In 2013, Alkhatib [26] used only temperature sensors to implemented WSN model for fire detection. the proposed model offered high precision and cheap cost. Bouabdellah et al. [27] improved the previous study [26] by adding others types of sensors such as humidity, pressure etc. The authors in [28, 29] employed the fuzzy logic for intelligent fire detection using different types of sensors.

In the year of 2015 the studies [30, 31] made improvement in fuzzy logic by adding fuzzy logic II, tree classifier, and neighbor-based fuzzy logic algorithms for fire detection.

In the next year 2016 Antonio et al. [32] proposed a WSN hierarchic to early fire detection. Sensor nodes (SNs) collected different data (temperature, humidity, wind speed and direction, CO and CO2 levels) then send the data collected to SB.

In the year of 2020, Noureddine et al. [33] present an improved edition of the previous system submitted [27] by adding the capabilities of video sensing.

From the above, we can say that in recent years (2005-2020) most of the research on fire monitoring system has used only the scalar sensor like (temperature, humidity, wind speed and direction, CO and CO2 levels). Our proposed system added the camera sensor to augmented the performance of detection fire. Because when we send image contain fire we can detected more information like size, location and high of fire. Which makes it easier for us to extinguish quickly before it spread.

4. The Protocole of WSN Used for Forest Fire Detection

4.1 Network architecture design fire detection system

We adopted our protocole proposed by Bouakkaz et al. [34], Bouakkaz and Derdour [35]. Figure 3 gives the basic idea of power efficient grid-chain routing protocol in WSN [35].

Figure 3. Basic idea of power efficient grid-chain routing protocol in WSN [35]

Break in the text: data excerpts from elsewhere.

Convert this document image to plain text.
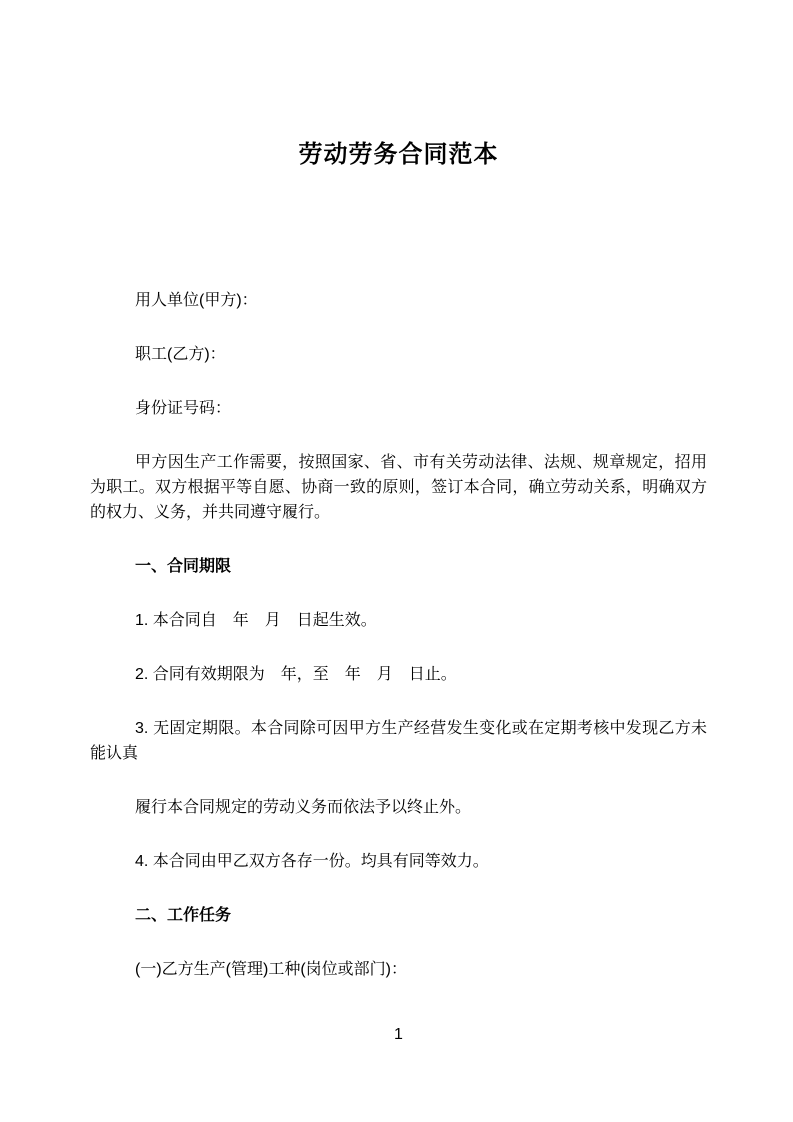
劳动劳务合同范本

用人单位(甲方)：

职工(乙方)：

身份证号码：

甲方因生产工作需要，按照国家、省、市有关劳动法律、法规、规章规定，招用为职工。双方根据平等自愿、协商一致的原则，签订本合同，确立劳动关系，明确双方的权力、义务，并共同遵守履行。

一、合同期限

1. 本合同自　年　月　日起生效。

2. 合同有效期限为　年，至　年　月　日止。

3. 无固定期限。本合同除可因甲方生产经营发生变化或在定期考核中发现乙方未能认真

履行本合同规定的劳动义务而依法予以终止外。

4. 本合同由甲乙双方各存一份。均具有同等效力。

二、工作任务

(一)乙方生产(管理)工种(岗位或部门)：

1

Our adaptation is the application of proposed protocol for a fire detection system like mentioned in Figure 4 by adding images sensors. So, the data transmitted will be images rather than scalar data. So, we need to use a technique for images compression before the phase of transmission using the same grid multi-hop protocol to reduce the energy consumption of wireless sensor nodes.

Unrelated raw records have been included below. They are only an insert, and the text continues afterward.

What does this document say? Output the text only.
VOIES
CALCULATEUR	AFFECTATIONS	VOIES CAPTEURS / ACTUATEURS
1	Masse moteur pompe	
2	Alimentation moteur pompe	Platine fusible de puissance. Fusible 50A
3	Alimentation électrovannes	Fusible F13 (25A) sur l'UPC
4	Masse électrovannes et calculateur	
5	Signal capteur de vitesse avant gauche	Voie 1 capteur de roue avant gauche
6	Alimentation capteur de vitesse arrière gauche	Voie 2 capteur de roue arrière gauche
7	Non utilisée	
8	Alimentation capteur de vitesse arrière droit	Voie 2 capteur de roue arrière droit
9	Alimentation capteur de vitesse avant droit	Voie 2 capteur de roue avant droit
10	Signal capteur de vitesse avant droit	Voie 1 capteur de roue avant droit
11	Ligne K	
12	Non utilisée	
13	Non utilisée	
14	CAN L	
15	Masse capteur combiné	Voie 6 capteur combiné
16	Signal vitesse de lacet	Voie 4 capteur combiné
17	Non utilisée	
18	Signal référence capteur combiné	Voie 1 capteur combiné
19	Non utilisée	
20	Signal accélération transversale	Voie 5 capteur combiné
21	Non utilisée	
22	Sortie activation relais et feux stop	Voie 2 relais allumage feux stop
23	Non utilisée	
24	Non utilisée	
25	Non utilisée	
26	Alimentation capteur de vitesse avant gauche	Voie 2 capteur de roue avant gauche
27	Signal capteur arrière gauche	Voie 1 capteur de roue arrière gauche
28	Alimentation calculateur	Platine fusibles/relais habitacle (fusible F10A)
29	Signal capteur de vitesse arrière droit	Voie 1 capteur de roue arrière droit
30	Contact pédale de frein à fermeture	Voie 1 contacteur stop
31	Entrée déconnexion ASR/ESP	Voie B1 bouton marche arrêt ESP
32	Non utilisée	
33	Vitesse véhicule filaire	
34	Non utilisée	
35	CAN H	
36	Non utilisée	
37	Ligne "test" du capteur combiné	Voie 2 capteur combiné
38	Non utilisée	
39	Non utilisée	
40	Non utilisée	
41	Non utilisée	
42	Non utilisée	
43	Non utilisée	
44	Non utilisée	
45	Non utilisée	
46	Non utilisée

We present a suggestion for our forest fire detection monitoring system. We improved the protocol proposed by Bouakkaz et al. [34], Bouakkaz and Derdour [35] by using two type of sensors scalar type for temperature detection and another multimedia type for the fire image detection.

Figure 4. The grid Multi-hop protocol adopted for monitoring forest fire system with WMSN

On the one hand, we select the temperature like the first environmental parameters in our system. We use sensor nodes deployed in various locations of the forest to measure temperature.

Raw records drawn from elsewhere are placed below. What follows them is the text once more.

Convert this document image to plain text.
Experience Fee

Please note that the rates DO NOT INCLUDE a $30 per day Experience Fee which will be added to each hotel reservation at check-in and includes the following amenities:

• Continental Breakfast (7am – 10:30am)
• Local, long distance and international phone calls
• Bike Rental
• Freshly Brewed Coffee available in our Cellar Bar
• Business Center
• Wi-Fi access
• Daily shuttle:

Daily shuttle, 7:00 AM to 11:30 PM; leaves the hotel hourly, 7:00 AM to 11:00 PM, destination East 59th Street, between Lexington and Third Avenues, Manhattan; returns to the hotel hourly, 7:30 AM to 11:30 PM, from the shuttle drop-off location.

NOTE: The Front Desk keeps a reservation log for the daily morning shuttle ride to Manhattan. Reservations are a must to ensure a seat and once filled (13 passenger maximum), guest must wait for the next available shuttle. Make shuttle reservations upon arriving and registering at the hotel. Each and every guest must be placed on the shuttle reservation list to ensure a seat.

On other hand, if the temperature sensors detected a high level of air temperature then the camera sensors deployed in the forest will be activated to capture images to detected if fire exist or no.

4.2 The data collected levels scheme

The proposed system is composed of two levels. The first level includes scalar sensors which can sense the temperature degree, the second level contain sensor nodes fitted with cameras which can sense images. The task of detection fire is to find fires in images and cutting the regions containing them and compress images and send it to the sink. The next flow chart Figure 5 explains the two levels of our fire detection system.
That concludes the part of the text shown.